The only danger is in the feeble or false colouring which the defenders of truth may give it, and not in truth itself.
I am too well convinced of your power to feel your doubts. You oblige me to see with your eyes, hear with your ears, believe what you believe, and reject what you think incredible. I am and must be whatever you please to make me. You have but to prescribe your own conditions.
Prescribe I must not. If I can persuade, if I can win upon your mind—
If—! You won my whole soul the very first moment I saw you!
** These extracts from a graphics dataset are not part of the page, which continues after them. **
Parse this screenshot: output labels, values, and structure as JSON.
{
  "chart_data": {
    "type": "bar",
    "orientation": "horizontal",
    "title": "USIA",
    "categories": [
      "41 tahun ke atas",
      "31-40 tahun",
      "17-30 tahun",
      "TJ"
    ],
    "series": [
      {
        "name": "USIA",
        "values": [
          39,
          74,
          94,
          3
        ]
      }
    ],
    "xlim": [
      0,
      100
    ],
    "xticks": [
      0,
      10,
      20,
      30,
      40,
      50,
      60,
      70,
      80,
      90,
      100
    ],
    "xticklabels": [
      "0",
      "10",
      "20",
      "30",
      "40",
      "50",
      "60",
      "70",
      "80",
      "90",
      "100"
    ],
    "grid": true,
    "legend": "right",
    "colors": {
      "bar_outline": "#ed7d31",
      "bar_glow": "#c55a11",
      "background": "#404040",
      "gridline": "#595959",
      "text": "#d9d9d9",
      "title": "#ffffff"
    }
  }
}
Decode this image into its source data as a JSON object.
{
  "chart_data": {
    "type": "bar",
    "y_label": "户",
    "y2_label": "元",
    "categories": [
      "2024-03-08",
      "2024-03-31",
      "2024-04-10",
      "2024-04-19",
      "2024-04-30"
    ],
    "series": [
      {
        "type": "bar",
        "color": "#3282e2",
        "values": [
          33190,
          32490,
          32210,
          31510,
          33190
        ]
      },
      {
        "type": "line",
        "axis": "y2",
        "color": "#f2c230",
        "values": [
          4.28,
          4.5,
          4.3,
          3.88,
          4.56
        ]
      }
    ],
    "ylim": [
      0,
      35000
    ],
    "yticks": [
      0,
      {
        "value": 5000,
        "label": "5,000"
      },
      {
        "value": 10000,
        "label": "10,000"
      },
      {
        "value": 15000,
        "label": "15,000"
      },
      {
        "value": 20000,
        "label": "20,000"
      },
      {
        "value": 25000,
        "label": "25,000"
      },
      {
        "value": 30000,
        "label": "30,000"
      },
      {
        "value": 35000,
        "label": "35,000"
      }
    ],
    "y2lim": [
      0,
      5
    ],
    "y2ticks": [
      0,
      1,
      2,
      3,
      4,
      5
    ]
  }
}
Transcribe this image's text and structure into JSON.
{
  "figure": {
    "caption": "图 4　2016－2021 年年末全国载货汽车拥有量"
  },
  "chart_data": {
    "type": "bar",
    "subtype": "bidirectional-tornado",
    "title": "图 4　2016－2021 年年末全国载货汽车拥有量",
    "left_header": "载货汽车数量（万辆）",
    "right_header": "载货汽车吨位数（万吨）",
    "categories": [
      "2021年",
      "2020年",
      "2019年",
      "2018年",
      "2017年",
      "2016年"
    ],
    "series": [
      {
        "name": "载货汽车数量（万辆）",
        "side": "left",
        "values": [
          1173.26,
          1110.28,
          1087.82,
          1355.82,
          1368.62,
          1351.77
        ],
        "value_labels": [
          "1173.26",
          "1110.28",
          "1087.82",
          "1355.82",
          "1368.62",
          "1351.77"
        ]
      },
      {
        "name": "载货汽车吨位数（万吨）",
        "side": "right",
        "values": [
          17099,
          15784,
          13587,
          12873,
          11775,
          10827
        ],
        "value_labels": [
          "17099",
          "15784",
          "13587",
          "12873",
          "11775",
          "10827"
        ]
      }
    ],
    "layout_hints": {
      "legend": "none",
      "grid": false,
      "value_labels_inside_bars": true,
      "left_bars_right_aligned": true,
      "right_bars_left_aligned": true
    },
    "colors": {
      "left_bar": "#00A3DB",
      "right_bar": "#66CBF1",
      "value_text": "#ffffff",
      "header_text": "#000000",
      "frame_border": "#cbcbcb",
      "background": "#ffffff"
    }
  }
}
Not a word or action of mine but what has proclaimed the burning impatience of my passion!
True: the burning impatience—Your eagerness to assent will not suffer you to examine. Your opinions and principles are those which the world most highly approves, and applauds: mine are what it daily calls extravagant, impracticable, and absurd. It would be weak in me to expect you should implicitly receive remote truths, so contradictory to this general practice, till you have first deeply considered them. I ask no such miracle. But if I can but turn your mind to such considerations, if I can but convince you how inestimable they are, even to yourself as well as to the world at large, I shall then have effected my purpose.
Of that, madam, be sure—You shall see!—Upon my honour, you shall!—I will order a fur-cap, a long gown, a white wand, and a pair of sandals this very day! No Grecian ever looked more grave than I will! Nay, if you desire it, razor shall never touch my chin more.
Well, well; equip yourself speedily, and I will provide you with a wooden dish, a lanthorn, and a tub.
But then, having made your conditions, you now grant me your consent?
That is obliging me once more to put on my serious face—The danger in which I so lately saw you hangs heavily on my mind; that and the warm passions by which it was occasioned.
And my excess of ardour, to demonstrate my love, you regard as a proof of my having none.